Anastasya mulai tersenyum lebar. Dia sudah tak memperdulikan wajah menyedihkan Zara yang terduduk di dinding sudut ruangan.
"Baiklah, aku percaya padamu. Terimakasih Arka."
Mendapati luka di pergelangan tangan istrinya, Arka lekas berlari dan memangil salah seorang pelayan untuk mengobati lukanya.
"Obati dan rawat luka Nona di bawah." Begitulah titah Arka pada sang pelayan.
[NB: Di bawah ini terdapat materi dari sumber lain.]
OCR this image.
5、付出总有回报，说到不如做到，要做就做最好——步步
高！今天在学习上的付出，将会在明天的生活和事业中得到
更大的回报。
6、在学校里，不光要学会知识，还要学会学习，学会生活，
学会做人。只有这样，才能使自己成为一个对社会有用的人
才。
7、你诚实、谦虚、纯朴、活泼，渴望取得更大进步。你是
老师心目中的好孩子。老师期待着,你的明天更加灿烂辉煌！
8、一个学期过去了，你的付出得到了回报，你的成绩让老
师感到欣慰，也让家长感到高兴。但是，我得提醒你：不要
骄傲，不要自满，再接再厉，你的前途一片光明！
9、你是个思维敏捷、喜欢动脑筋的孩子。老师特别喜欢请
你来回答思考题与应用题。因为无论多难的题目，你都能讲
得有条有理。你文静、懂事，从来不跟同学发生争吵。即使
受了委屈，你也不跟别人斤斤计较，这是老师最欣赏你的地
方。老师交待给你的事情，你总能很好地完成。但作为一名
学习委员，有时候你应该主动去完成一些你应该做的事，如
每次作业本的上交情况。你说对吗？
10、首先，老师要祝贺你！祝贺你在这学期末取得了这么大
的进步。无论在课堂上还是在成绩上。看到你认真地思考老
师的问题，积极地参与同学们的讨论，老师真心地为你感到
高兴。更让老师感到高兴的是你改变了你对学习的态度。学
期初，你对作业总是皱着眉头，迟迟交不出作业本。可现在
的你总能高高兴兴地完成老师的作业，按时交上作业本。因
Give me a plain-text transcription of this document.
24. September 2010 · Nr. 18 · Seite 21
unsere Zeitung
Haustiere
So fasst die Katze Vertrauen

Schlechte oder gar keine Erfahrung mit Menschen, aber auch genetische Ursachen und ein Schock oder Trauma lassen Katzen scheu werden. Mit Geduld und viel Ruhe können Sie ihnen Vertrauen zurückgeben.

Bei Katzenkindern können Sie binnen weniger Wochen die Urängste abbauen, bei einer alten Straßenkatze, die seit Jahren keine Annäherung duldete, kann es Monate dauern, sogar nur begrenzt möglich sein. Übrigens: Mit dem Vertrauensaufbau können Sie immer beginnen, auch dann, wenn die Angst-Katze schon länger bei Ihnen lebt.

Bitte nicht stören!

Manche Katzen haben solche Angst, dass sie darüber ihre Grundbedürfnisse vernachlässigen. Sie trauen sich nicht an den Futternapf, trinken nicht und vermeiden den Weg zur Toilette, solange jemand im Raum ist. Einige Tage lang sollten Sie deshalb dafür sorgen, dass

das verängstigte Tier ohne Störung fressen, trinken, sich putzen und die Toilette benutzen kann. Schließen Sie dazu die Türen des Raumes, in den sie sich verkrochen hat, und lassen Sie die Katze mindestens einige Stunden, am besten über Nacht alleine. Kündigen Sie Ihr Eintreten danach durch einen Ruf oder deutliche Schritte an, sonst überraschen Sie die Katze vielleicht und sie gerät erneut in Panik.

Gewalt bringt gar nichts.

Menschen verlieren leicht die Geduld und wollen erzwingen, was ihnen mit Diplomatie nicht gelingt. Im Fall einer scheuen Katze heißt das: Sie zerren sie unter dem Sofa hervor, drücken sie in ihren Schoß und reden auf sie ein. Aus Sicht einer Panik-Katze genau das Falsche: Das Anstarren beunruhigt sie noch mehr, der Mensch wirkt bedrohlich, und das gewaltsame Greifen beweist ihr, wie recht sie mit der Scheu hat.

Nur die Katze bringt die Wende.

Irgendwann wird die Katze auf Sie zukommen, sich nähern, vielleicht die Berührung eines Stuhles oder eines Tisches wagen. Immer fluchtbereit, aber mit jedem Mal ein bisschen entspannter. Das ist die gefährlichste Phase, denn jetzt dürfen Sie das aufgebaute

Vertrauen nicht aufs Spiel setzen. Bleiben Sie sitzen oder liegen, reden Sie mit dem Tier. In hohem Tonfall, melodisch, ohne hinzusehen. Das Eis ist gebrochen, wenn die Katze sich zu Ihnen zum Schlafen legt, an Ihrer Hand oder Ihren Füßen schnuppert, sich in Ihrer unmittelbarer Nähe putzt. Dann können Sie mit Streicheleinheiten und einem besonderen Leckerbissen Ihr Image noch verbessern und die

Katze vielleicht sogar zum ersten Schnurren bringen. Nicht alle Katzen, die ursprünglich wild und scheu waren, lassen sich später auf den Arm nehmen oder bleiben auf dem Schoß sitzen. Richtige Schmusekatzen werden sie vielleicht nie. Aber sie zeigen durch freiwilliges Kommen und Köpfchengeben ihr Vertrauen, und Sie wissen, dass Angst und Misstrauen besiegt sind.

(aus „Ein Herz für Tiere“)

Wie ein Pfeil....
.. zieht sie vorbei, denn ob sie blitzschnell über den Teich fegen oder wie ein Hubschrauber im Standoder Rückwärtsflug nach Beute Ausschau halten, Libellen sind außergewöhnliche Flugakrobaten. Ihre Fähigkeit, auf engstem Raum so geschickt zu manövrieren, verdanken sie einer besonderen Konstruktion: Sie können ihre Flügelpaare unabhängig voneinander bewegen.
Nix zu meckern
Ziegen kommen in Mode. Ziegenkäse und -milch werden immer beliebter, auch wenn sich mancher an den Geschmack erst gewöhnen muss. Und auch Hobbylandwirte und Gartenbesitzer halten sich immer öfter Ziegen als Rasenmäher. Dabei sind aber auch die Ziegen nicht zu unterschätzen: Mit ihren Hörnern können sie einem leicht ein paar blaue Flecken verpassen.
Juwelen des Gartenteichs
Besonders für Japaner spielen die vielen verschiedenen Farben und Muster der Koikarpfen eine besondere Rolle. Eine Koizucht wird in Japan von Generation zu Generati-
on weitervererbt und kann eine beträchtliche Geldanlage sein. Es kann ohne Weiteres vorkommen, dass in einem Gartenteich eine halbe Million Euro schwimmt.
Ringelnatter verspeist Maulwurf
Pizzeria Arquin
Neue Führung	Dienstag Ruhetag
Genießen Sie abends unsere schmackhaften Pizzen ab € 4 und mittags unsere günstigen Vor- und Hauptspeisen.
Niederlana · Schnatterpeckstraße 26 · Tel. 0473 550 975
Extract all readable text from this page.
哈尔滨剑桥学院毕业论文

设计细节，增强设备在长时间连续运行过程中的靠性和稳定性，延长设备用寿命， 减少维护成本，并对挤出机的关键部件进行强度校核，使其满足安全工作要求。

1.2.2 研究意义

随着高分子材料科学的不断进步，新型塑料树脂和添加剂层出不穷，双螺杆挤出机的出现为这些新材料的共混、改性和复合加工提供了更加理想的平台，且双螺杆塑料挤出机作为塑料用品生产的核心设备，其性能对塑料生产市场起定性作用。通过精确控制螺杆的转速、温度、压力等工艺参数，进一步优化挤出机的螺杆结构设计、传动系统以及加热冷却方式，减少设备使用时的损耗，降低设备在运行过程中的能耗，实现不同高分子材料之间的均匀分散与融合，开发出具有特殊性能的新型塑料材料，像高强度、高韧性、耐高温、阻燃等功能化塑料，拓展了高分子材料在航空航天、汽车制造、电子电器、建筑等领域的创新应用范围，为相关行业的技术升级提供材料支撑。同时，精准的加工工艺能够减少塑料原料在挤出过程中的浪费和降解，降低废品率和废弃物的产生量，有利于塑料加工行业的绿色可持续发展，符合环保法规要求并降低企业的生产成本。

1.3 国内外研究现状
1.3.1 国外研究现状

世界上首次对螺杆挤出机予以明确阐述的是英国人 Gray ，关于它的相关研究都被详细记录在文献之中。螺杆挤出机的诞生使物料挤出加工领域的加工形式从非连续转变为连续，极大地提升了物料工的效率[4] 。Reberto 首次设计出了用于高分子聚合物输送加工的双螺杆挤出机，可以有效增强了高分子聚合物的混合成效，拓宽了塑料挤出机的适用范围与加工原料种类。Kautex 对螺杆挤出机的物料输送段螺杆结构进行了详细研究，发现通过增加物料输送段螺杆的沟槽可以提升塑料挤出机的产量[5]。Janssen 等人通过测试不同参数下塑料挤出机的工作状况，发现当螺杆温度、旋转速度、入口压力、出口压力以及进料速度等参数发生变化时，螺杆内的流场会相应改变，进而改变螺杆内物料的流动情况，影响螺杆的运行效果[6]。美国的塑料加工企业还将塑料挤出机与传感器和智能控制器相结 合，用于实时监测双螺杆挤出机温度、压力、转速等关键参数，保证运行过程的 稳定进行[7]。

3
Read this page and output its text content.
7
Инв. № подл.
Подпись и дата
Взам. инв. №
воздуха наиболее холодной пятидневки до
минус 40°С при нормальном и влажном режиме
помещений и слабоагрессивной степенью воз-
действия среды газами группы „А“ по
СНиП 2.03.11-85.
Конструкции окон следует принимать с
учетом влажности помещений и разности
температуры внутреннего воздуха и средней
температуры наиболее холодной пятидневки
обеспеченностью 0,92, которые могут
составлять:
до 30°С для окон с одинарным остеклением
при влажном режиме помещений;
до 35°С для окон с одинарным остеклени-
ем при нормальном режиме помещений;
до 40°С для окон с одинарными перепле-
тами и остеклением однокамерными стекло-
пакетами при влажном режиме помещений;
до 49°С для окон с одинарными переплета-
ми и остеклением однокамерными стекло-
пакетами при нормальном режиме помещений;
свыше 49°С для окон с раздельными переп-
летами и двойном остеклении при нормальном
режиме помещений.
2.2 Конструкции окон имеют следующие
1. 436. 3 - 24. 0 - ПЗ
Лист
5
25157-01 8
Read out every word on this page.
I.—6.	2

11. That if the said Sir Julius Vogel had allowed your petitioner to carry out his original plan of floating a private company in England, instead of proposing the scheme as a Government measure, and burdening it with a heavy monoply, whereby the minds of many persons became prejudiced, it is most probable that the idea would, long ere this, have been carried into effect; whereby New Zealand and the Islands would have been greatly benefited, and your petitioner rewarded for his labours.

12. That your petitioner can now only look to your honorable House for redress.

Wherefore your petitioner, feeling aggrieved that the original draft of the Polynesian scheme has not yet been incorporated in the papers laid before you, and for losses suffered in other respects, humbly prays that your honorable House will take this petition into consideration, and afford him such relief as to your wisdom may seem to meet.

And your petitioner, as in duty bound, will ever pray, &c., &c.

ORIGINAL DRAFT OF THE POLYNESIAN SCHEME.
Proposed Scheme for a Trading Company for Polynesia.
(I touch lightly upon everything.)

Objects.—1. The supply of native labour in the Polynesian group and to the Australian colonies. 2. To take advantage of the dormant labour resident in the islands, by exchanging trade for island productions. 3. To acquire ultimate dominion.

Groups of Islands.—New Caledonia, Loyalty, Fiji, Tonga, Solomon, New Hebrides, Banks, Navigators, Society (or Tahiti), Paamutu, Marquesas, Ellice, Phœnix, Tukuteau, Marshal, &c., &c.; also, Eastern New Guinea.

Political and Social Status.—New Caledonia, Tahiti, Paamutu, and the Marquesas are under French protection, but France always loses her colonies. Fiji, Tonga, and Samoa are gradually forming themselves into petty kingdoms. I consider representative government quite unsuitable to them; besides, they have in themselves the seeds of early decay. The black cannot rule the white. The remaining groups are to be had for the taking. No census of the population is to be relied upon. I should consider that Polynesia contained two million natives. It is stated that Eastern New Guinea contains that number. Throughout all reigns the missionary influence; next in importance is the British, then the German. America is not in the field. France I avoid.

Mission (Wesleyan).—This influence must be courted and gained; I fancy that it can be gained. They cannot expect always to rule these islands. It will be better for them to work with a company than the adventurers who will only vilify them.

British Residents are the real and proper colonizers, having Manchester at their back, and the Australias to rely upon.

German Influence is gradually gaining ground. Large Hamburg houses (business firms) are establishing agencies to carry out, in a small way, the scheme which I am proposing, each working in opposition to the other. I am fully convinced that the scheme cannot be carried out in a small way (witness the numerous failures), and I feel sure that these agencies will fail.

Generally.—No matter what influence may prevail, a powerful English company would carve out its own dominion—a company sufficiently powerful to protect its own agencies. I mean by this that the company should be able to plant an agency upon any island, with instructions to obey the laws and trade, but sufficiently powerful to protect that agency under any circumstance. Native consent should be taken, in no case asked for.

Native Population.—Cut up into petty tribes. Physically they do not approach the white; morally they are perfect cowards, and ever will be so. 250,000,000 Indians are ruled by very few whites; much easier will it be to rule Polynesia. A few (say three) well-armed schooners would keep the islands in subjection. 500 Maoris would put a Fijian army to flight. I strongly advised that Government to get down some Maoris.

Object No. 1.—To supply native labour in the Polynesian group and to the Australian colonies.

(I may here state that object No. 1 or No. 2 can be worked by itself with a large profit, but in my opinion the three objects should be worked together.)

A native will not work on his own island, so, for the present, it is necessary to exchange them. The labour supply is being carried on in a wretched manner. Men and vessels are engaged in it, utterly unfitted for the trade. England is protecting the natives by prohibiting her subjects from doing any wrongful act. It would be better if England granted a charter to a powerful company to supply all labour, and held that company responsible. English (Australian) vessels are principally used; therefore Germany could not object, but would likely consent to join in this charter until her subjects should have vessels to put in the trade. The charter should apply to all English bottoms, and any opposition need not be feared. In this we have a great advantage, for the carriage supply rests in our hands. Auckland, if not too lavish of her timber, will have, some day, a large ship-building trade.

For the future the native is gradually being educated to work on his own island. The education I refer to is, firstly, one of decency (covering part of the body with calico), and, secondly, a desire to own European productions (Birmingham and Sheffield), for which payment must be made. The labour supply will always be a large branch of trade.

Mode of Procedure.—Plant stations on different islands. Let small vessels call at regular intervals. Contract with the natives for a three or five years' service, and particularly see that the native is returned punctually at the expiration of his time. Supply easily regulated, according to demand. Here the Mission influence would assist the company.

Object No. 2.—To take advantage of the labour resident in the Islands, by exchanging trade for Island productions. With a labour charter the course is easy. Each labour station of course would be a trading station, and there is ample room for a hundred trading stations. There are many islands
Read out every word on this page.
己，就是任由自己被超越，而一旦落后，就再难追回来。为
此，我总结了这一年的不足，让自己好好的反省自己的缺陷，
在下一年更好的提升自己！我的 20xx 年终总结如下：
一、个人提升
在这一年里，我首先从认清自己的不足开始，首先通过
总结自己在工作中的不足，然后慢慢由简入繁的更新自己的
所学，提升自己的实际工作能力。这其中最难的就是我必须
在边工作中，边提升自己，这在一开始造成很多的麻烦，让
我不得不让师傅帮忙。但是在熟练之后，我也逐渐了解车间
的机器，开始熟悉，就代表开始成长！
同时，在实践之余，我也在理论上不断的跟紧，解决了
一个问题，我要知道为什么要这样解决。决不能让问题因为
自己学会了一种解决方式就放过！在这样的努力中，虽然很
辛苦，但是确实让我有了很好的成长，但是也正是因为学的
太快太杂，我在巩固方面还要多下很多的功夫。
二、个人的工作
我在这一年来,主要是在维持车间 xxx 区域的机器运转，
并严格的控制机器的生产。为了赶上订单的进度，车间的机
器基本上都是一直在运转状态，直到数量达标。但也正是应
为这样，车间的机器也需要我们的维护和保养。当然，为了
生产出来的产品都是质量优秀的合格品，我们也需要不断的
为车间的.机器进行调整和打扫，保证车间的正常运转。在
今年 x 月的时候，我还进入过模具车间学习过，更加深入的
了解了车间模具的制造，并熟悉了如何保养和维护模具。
Anaatasya berjalan dengan dipapah menuju lantai dasar. Meninggalkan Arka dan Zara hanya berdua di dalam ruangan.
Arka mengeser pandangannya, mendapati seorang gadis yang terduduk di lantai dengan wajah sembab yang tertunduk. Entah mengapa hatinya terasa teriris. Seketika pria tampan itu menyesali keinginannya untuk menikahi gadis mungil nan luga itu. Wajah polosnya, begitu mudah memporak porandakkan sikap angkuh yang ia tunjukan selama ini.
Pria itu berjongkok tepat di hadapa gadis mungil dengan isak lirih yang samar terdengar. Mengulurkan tangan kokohnya, berharap sang gadis sudi meraihnya.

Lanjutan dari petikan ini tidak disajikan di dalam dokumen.